Deletion format example

chr16 72055099 GCG G
Chromosome Start Stop Reference Alteration
16 72055100 72055101 CG -

Insertion format example

chr16 72055100 C CT
Chromosome Start Stop Reference Alteration
16 72055100 72055101 - T

Indel format example

chr16 72055099 GCGC GAT
Chromosome Start Stop Reference Alteration
16 72055100 72055102 CGC AT

File format example (space/tab delimited)

The first 5 field must be the mutation descriptors as shown in the examples above (Chromosome Start Stop Reference Alteration).

2 127447848 127447848 G T
7 30962205 30962205 C A
7 30951756 30951756 G -
7 30951664 30951664 A G
16 72055100 72055100 C T

Output format

PaPI output is a tab-delimited text file.

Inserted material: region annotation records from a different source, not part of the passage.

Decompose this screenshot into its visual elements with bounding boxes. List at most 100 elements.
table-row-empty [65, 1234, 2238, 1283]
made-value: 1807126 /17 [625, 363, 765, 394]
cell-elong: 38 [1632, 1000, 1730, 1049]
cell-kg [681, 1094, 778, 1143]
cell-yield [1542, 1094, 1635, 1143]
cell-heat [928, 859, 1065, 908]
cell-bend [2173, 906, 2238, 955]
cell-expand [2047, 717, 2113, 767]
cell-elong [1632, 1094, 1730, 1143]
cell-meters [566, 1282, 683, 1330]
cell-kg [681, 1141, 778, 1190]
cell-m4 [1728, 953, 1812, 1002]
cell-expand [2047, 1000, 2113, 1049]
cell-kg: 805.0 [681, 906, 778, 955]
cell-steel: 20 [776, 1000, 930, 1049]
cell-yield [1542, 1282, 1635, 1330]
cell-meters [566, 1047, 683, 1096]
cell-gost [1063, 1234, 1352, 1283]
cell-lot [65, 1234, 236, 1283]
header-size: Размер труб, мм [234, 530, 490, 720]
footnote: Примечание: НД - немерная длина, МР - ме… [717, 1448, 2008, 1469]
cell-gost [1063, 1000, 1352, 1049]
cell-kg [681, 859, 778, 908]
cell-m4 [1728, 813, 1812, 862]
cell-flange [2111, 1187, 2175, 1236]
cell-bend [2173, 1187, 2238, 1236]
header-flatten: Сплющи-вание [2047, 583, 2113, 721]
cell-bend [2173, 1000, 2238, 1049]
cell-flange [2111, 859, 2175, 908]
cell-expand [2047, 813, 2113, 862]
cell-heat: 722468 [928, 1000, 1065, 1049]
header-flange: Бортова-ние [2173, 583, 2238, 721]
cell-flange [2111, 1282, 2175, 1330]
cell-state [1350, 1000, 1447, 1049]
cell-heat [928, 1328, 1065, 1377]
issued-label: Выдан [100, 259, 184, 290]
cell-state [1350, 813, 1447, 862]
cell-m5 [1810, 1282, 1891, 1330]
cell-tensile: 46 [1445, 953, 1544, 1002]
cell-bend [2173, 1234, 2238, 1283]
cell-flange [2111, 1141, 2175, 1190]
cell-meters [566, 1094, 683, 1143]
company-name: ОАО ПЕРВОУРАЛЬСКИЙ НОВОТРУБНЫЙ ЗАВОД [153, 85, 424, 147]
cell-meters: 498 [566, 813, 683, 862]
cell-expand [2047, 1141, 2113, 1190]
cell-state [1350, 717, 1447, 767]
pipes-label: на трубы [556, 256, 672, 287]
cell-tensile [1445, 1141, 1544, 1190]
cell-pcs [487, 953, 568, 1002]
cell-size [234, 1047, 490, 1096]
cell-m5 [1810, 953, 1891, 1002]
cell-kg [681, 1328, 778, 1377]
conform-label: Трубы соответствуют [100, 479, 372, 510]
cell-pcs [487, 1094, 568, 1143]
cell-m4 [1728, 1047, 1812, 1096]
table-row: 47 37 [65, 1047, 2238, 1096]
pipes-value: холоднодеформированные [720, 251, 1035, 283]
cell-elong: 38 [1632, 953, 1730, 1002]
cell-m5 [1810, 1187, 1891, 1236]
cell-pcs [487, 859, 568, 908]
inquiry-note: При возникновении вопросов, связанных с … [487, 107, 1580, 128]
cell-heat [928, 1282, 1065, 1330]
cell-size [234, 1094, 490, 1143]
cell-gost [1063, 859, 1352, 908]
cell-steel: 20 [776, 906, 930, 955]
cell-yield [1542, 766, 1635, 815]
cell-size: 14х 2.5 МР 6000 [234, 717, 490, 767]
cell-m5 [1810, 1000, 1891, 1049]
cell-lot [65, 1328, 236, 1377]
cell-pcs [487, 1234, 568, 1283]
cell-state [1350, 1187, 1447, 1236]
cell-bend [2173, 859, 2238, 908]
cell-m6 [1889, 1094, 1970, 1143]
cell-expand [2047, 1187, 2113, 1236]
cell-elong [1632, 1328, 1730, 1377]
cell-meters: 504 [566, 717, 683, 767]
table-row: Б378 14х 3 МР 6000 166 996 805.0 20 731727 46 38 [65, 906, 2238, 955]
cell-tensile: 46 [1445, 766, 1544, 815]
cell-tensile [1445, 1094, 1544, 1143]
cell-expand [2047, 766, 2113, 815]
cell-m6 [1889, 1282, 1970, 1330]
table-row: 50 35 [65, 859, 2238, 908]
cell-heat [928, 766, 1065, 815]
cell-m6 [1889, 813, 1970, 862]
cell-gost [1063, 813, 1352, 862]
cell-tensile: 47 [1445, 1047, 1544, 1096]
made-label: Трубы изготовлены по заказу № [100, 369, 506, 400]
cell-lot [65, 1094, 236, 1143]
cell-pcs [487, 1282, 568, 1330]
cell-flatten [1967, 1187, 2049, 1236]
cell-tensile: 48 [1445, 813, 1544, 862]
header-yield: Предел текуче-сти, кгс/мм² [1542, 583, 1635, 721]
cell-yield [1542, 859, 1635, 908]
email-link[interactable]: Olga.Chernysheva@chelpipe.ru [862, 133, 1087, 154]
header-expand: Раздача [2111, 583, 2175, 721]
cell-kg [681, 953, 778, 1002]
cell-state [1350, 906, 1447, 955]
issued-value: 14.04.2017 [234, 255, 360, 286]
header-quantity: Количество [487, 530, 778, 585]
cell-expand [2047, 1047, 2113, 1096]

Fields are explained below.

PAPI_CLASS : PaPI predicted class of mutation (DAMAGING | TOLERATED | NA=not available). Note that the not predicted coding variants (NA) can occur only in case of frameshift/stop-causing variants at the first amino acids positions of a protein.
PAPI_SCORE : PaPI score for the variant (range: from 0 to 1). Higher is the score, higher is the probability to belong to DAMAGING class.
TRANSCRIPT : overlapping mRNA. Non coding RNA and ORF genes are not included.
GENE : gene name.
CHR : Mutated chromosome
START : genomic position where mutation begins
END : genomic position where mutation ends
REF : wild type (referring to hg19/GRCh37)
ALT : alteration
TYPE : type of mutation (snv | insertion | deletion | indel)
CODING_FUNCTION : functional class of variant (synonynmous | missense | stop-causing | stop-disrupting | inframe | frameshift)
AA_CHANGE : amino acidic change at mutated protein position. Because only the first amino acid relative to the genomic mutation is reported, for DIVs wild and mutated amino acid could be the same despite the downstream mutated amino acid sequence.
PHYLOP : Phylop Score.
GERP++ : Gerp++ Score
SIPHY: Siphy Score
POLYPHEN_SCORE : Original Polyhen2-HumVar score for the mutation.
POLYPHEN_CLASS : Polyphen2 class (B = benign | D = probably/possibly damaging | NA)
SIFT_SCORE : Original Sift score for the mutation.
SIFT_CLASS : Sift class (B = benign | D = damaging | NA)
PseAA_SCORE : Score of our PseAAC-aware trained classifier (RF or LR)
PseAA_CLASS : Relative class of variation (B = neutral | D = damaging | NA)
MESSAGE : eventual error/warning message.